If you are a renter — in an apartment, house or mobile home — you are protected by the eviction moratorium through the end of the year, as long as you meet the following requirements:
–You are unable to pay your rent due to a coronavirus-related job loss or income reduction.
–You qualified for a direct stimulus payment under the CARES Act or expect to earn less than $99,000 in 2020, or $198,000 if filing a joint tax return.
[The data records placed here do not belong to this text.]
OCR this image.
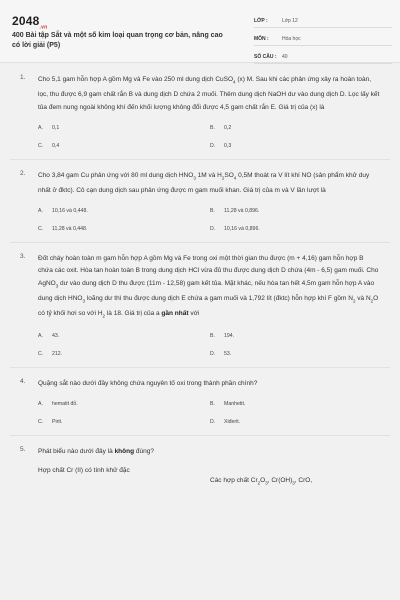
$2048_{.vn}$
400 Bài tập Sắt và một số kim loại quan trọng cơ bản, nâng cao có lời giải (P5)
LỚP :	Lớp 12
MÔN :	Hóa học
SỐ CÂU :	40
1. Cho 5,1 gam hỗn hợp A gồm Mg và Fe vào 250 ml dung dịch CuSO$_4$ (x) M. Sau khi các phản ứng xảy ra hoàn toàn, lọc, thu được 6,9 gam chất rắn B và dung dịch D chứa 2 muối. Thêm dung dịch NaOH dư vào dung dịch D. Lọc lấy kết tủa đem nung ngoài không khí đến khối lượng không đổi được 4,5 gam chất rắn E. Giá trị của (x) là
A.	0,1	B.	0,2
C.	0,4	D.	0,3
2. Cho 3,84 gam Cu phản ứng với 80 ml dung dịch $HNO_3$ 1M và $H_2SO_4$ 0,5M thoát ra V lít khí NO (sản phẩm khử duy nhất ở đktc). Cô cạn dung dịch sau phản ứng được m gam muối khan. Giá trị của m và V lần lượt là
A.	10,16 và 0,448.	B.	11,28 và 0,896.
C.	11,28 và 0,448.	D.	10,16 và 0,896.
3. Đốt cháy hoàn toàn m gam hỗn hợp A gồm Mg và Fe trong oxi một thời gian thu được (m + 4,16) gam hỗn hợp B chứa các oxit. Hòa tan hoàn toàn B trong dung dịch HCl vừa đủ thu được dung dịch D chứa (4m - 6,5) gam muối. Cho AgNO$_3$ dư vào dung dịch D thu được (11m - 12,58) gam kết tủa. Mặt khác, nếu hòa tan hết 4,5m gam hỗn hợp A vào dung dịch $HNO_3$ loãng dư thì thu được dung dịch E chứa a gam muối và 1,792 lít (đktc) hỗn hợp khí F gồm $N_2$ và $N_2O$ có tỷ khối hơi so với $H_2$ là 18. Giá trị của a gần nhất với
A.	43.	B.	194.
C.	212.	D.	53.
4. Quặng sắt nào dưới đây không chứa nguyên tố oxi trong thành phần chính?
A.	hematit đỏ.	B.	Manhetit.
C.	Pirit.	D.	Xiđerit.
5. Phát biểu nào dưới đây là không đúng?
Hợp chất Cr (II) có tính khử đặc
Các hợp chất $Cr_2O_3$, $Cr(OH)_3$, CrO,
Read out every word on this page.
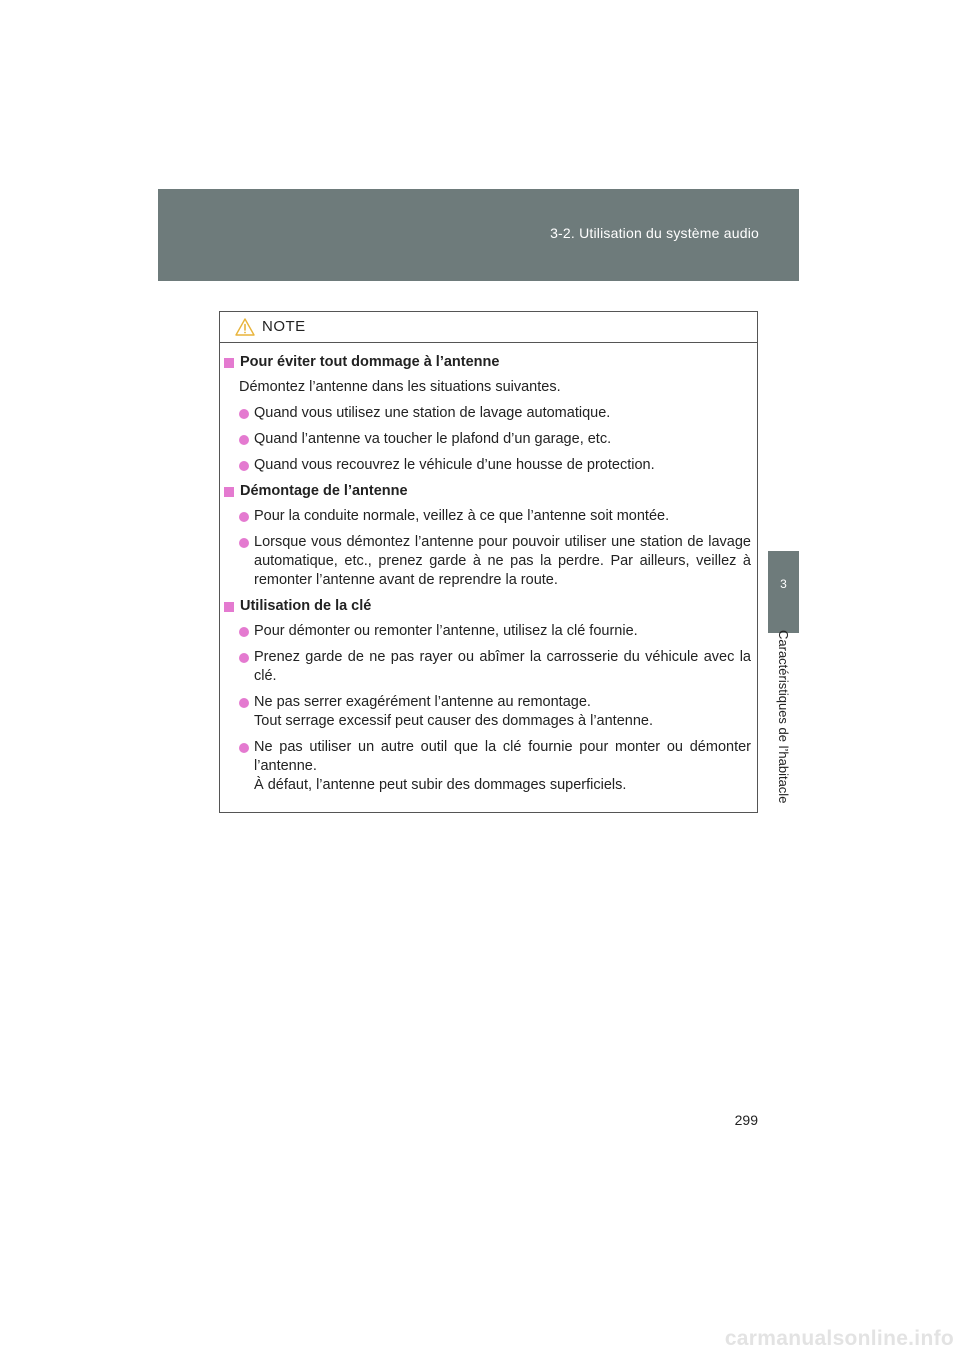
3-2. Utilisation du système audio
3
Caractéristiques de l’habitacle
NOTE
Pour éviter tout dommage à l’antenne
Démontez l’antenne dans les situations suivantes.
Quand vous utilisez une station de lavage automatique.
Quand l’antenne va toucher le plafond d’un garage, etc.
Quand vous recouvrez le véhicule d’une housse de protection.
Démontage de l’antenne
Pour la conduite normale, veillez à ce que l’antenne soit montée.
Lorsque vous démontez l’antenne pour pouvoir utiliser une station de lavage automatique, etc., prenez garde à ne pas la perdre. Par ailleurs, veillez à remonter l’antenne avant de reprendre la route.
Utilisation de la clé
Pour démonter ou remonter l’antenne, utilisez la clé fournie.
Prenez garde de ne pas rayer ou abîmer la carrosserie du véhicule avec la clé.
Ne pas serrer exagérément l’antenne au remontage.
Tout serrage excessif peut causer des dommages à l’antenne.
Ne pas utiliser un autre outil que la clé fournie pour monter ou démonter l’antenne.
À défaut, l’antenne peut subir des dommages superficiels.
299
carmanualsonline.info
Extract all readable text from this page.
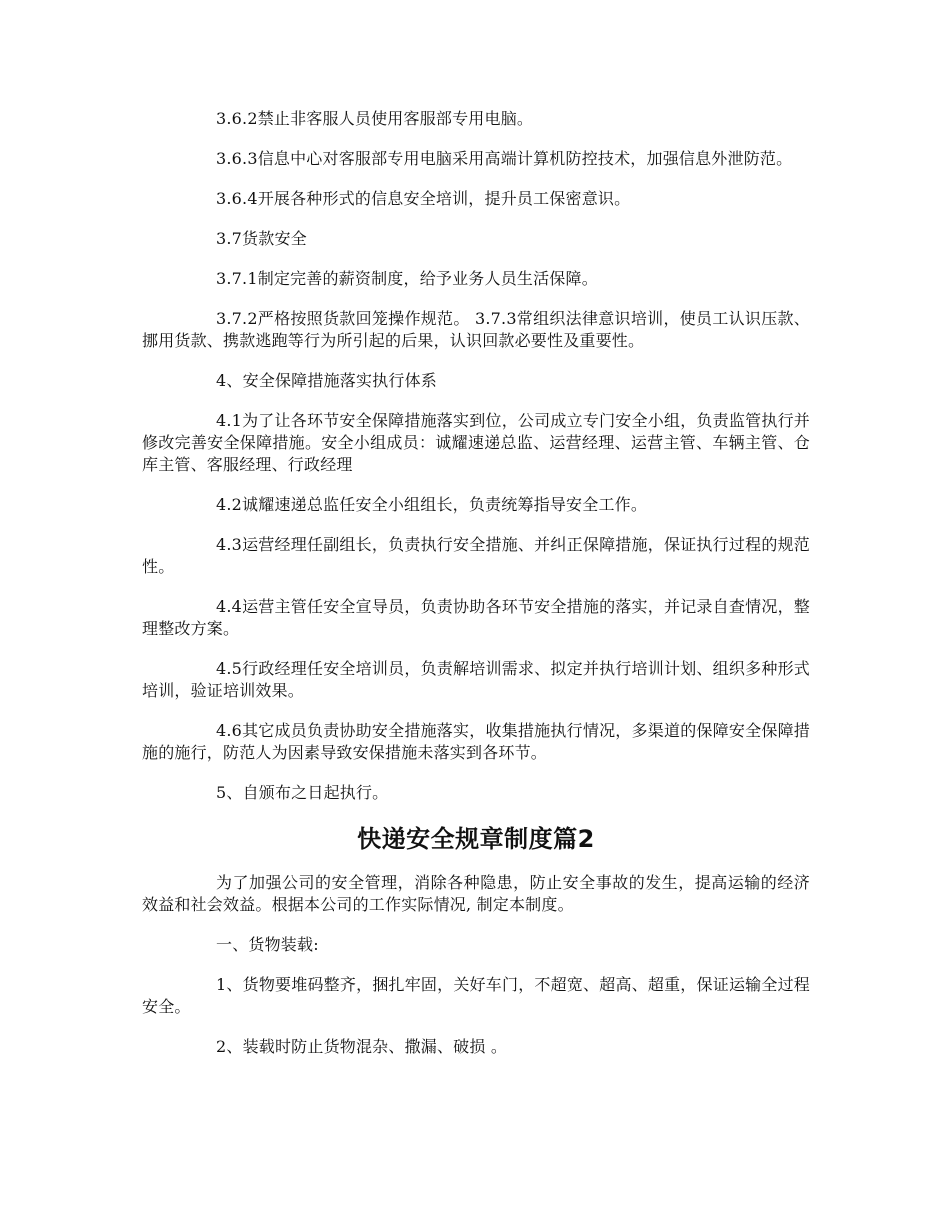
3.6.2禁止非客服人员使用客服部专用电脑。

3.6.3信息中心对客服部专用电脑采用高端计算机防控技术，加强信息外泄防范。

3.6.4开展各种形式的信息安全培训，提升员工保密意识。

3.7货款安全

3.7.1制定完善的薪资制度，给予业务人员生活保障。

3.7.2严格按照货款回笼操作规范。 3.7.3常组织法律意识培训，使员工认识压款、挪用货款、携款逃跑等行为所引起的后果，认识回款必要性及重要性。

4、安全保障措施落实执行体系

4.1为了让各环节安全保障措施落实到位，公司成立专门安全小组，负责监管执行并修改完善安全保障措施。安全小组成员：诚耀速递总监、运营经理、运营主管、车辆主管、仓库主管、客服经理、行政经理

4.2诚耀速递总监任安全小组组长，负责统筹指导安全工作。

4.3运营经理任副组长，负责执行安全措施、并纠正保障措施，保证执行过程的规范性。

4.4运营主管任安全宣导员，负责协助各环节安全措施的落实，并记录自查情况，整理整改方案。

4.5行政经理任安全培训员，负责解培训需求、拟定并执行培训计划、组织多种形式培训，验证培训效果。

4.6其它成员负责协助安全措施落实，收集措施执行情况，多渠道的保障安全保障措施的施行，防范人为因素导致安保措施未落实到各环节。

5、自颁布之日起执行。

快递安全规章制度篇2

为了加强公司的安全管理，消除各种隐患，防止安全事故的发生，提高运输的经济效益和社会效益。根据本公司的工作实际情况, 制定本制度。

一、货物装载:

1、货物要堆码整齐，捆扎牢固，关好车门，不超宽、超高、超重，保证运输全过程安全。

2、装载时防止货物混杂、撒漏、破损 。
–You have made an effort to get available government assistance to cover rent, available to you or a household member
–You can demonstrate that your inability to pay is because of financial hardship due to Covid-19, that you have made your best efforts to make timely partial payments and that you would likely become homeless if you were evicted.
How do I apply?
Here’s the tricky part. You won’t be “approved” for the moratorium. The order puts the responsibility on the renter to ensure they meet the criteria and to provide a signed written statement to their landlord in order to invoke the protection.
Each adult on the lease must provide a statement. The CDC provides a statement form in the order, which is expected to be published in the Federal Register on Friday.
It’s important to understand that the statement is a sworn testimony. This means you can be prosecuted, go to jail, or pay a fine if you lie or leave out important information.
Even after you’ve presented the statement to your landlord, they could deny they received it or say it doesn’t meet one of the requirements. Keep a copy of the statement and any documentation you have that you presented it to your landlord.
Does this provide money for rent?
The CDC’s order does not provide any rent relief payments for tenants or landlords. Many tenants’ rights advocates and landlords fear that, without assistance to pay the back rent, it does not go far enough.
“While an eviction moratorium is an essential step, it is a half-measure that extends a financial cliff for renters to fall off of when the moratorium expires and back rent is owed,” said Diane Yentel, president of the National Low Income Housing Coalition. “This action delays but does not prevent evictions.”
Is my rent canceled?
No. Your rent is not canceled or forgiven. The order does not freeze your rent or relieve you from your obligation to pay back rent. In addition, the moratorium doesn’t keep landlords from collecting fees, penalties or interest resulting from a failure to pay rent.
The example statement provided by the CDC includes confirming that you understand you will be required to pay the back rent and that your landlord may opt to collect rent in one lump sum.
The order allows your landlord to collect all of your back rent at once at the conclusion of the eviction moratorium. It also allows them to evict you after the moratorium ends if you are not able to repay your back rent as they require.
“This underscores the point that there is no solution without rent relief,” said Pollock. “This order doesn’t alter rent obligation, but what are we expecting is going to happen when all that back rent is due in January?”
In some jurisdictions, existing tenant protections might be greater than what is offered in the CDC’s moratorium.
If you are struggling with rent or concerned you may be evicted, Pollock suggests contacting a local legal aid organization that can help you understand how you may best be protected.